演題詳細
Poster
報酬・意思決定
Reward and Decision Making
開催日 | 2014/9/12 |
---|---|
時間 | 14:00 - 15:00 |
会場 | Poster / Exhibition(Event Hall B) |
線条体におけるドーパミン濃度の穏やかな上昇を説明する強化学習モデルの検討
Exploring models of reinforcement learning to explain the ramping DA signal in the striatum
- P2-234
- 加藤 郁佳 / Ayaka Kato:1 森田 賢治 / Kenji Morita:2
- 1:東京大院理生物科学 / Dept Biological Sciences, School of Science, Univ of Tokyo, Tokyo, Japan 2:東京大院・教育・身体教育学 / Physical & Health Educ, Grad Sch of Educ, Univ of Tokyo, Tokyo, Japan
Based on the results of lots of experiments, midbrain dopamine (DA) neurons have been considered to (approximately) compute reward prediction error (RPE) defined in the reinforcement learning theory, which is the difference between reward obtained or expected to be obtained and reward that had been expected to be obtained. Those reward expectations have been suggested to be stored in the cortico-basal ganglia (corticostriatal) synapses and updated according to RPE through synaptic plasticity, which is induced by released DA. This DA = RPE hypothesis has been widely appreciated in studies on reward learning and value-based decision-making. However, recent work (Howe at el., Nature, 2013) has revealed a new type of DA signal that appears not to represent RPE. Specifically, striatal DA concentration was found to show a gradual increase toward the goal in a maze task, which required rats to move large distances to get reward, and it was suggested that such DA signal may account for persistent motivational state. We explored whether the ramping DA signal could still be in line with the "DA = RPE" hypothesis if the hypothesis is extended by taking into account some biological properties of the relevant neural elements.

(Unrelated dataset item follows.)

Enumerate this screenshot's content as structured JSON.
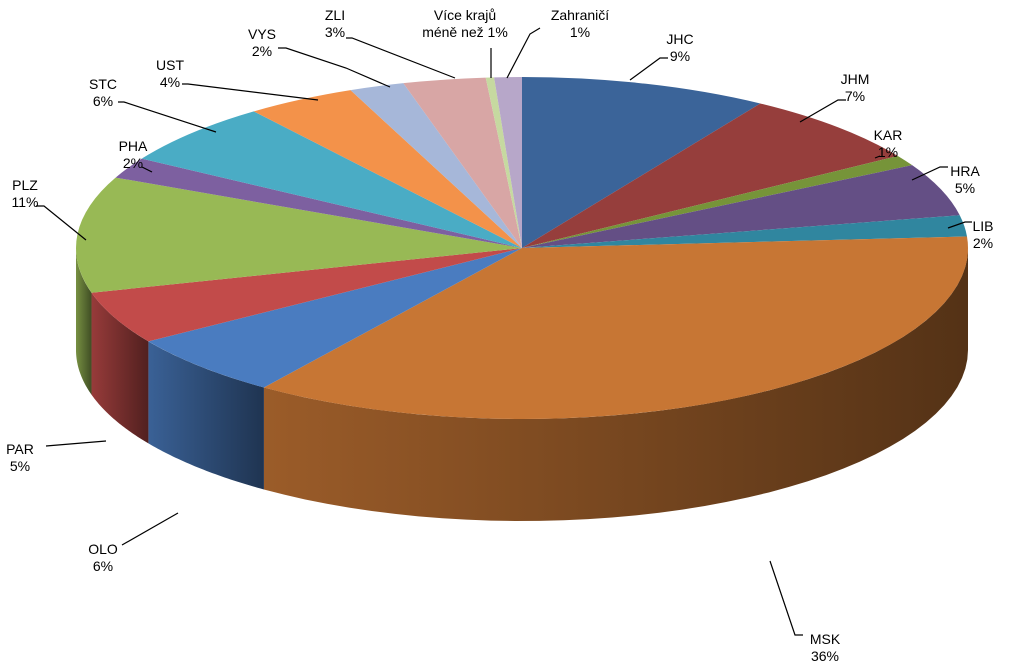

In particular, we examined effects of possible decay of DA-dependent plastic changes of synaptic strengths, in reference to the neural implementation of reinforcement learning. Through modeling and simulation of reward learning tasks, we found that incorporation of decay prominent in a few trials dramatically changes the model's behavior, causing gradual ramping of RPE (Morita & Kato, Front Neural Circuit, 2014). In terms of functional relevance, given that the baseline DA neuronal activity is not high and encoding of negative RPE by DA can be limited, synaptic decay could instead be used for flexibly reversing and updating the learned reward associations. There are, however, a number of limitations in our simplified model, including the omission of cue stimulus that was presented in the experiments. We will consider how recognition of the cue affected the behavior and DA ramping.